Rasûlullah -aleyhisselâm- ve yol arkadaşları yollarına devam ederlerken, peşlerine düşenler de birer ikişer Mekke’ye dönmeye başladılar.

Rasûlullah -aleyhisselâm-’ı ellerinden kaçırdıkları için küplere binen müşrikler; artık en son umutları olduğu için, Sürâka’yı beklemeye başladılar.
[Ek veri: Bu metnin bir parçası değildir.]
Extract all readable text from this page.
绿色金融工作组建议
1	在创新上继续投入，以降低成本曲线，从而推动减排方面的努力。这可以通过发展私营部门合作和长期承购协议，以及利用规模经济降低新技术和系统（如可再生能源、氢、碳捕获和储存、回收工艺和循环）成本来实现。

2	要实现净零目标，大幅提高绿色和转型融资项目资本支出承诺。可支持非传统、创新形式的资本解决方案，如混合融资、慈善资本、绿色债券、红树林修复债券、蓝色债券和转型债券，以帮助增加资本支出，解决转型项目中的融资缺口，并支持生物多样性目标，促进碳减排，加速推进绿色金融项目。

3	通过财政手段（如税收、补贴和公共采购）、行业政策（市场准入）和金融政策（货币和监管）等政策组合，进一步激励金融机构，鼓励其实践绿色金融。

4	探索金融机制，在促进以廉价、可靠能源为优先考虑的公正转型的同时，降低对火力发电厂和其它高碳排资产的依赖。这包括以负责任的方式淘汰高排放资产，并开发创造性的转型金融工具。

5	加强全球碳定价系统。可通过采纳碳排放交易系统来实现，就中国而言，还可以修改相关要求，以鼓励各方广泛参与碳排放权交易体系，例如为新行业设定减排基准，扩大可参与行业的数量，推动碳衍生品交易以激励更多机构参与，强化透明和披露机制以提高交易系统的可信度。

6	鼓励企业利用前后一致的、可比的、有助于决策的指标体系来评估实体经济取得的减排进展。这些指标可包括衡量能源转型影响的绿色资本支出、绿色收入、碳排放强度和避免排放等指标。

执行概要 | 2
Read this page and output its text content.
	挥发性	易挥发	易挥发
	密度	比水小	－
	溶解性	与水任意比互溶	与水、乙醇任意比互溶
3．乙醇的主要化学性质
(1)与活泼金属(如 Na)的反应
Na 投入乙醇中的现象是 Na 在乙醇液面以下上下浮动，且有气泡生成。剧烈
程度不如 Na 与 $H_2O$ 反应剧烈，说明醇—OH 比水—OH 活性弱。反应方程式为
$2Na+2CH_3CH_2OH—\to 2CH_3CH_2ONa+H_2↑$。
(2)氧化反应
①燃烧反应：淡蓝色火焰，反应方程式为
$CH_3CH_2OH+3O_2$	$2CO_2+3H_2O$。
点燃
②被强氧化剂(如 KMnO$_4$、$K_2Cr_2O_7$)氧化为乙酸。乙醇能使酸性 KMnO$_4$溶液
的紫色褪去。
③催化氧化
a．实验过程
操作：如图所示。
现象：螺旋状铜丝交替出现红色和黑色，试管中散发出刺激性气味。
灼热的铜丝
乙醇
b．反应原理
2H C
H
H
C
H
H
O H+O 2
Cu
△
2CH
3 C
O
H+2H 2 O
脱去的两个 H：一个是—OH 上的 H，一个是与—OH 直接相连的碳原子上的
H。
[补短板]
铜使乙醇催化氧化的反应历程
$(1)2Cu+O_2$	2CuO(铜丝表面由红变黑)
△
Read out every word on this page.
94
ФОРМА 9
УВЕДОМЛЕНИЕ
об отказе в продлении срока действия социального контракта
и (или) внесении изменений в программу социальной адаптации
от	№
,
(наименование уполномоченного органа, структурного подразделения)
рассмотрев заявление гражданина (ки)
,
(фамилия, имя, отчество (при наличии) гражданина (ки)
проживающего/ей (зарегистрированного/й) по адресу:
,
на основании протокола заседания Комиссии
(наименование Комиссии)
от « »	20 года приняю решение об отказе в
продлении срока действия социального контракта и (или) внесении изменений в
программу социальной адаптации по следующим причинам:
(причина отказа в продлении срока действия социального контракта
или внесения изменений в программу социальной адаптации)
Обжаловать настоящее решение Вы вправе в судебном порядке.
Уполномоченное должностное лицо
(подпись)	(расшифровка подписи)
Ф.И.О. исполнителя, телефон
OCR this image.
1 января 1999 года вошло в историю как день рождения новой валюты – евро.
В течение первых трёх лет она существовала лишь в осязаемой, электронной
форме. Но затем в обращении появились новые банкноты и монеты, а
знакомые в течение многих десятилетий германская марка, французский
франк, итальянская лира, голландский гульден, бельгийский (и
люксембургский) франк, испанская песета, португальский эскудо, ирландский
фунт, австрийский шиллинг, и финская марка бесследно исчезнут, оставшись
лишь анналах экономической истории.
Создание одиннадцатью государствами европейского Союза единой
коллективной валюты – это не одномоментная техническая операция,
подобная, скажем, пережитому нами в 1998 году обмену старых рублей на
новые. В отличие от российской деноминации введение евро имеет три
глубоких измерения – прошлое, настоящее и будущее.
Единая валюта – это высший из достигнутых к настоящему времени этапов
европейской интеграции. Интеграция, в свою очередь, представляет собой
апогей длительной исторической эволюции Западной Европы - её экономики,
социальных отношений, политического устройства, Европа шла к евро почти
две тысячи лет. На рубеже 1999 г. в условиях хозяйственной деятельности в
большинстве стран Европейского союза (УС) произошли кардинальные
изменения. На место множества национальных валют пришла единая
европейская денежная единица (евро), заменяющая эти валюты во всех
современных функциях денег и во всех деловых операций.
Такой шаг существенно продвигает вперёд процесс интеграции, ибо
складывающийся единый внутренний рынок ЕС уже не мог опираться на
Fakat onun da eli boş olarak döndüğünü gören Ebû Cehil ve adamları; bir yandan fena hâlde kızarken, diğer yandan onun da müslüman olmasından endişe ediyorlardı. Bunun için, bunca yıllık birlikteliklerini bir kenara atıp, onu fena halde kötülemeye ve halkın gözünden düşürmeye çalıştılar. Bütün bunlara daha fazla dayanamayan Sürâka da, mecburen karşılık verdi:

–Ey Mekkeliler! Siz benim atımın ayaklarının yere battığı zamanki hâlini bir görmüş olsaydınız, o zaman anlar ve hiç şüphe etmezdiniz ki, O delilli ve burhanlı bir Rasûl’dur! O’na kim dayanabilir? Size yaraşan; milleti O’na saldırmaya kışkırtmak değil, onlara engel olmaktır. Ben iyice kanaat getirdim ki; O’nun duyurmak ve yaymak istediği şey, muhakkak bir gün yerleşecek ve gelişecektir. Öyle ki; bütün halk O’na karşı koymayı değil, O’na uymayı ve kendisiyle barışıklık içinde bulunmayı isteyecektir!15

–Sus, sus artık ey Sürâka! Bir daha böyle konuşursan boynunu vururuz senin!

–Ne hâliniz varsa görün öyleyse!

Mekke müşrikleri öfkelerinden kudursalar da, hakikat buydu. Sürâka doğruyu söylese de, onlar anlayacak bir durumda değillerdi.

Peygamber Efendimiz, kimsenin eline düşmemişti.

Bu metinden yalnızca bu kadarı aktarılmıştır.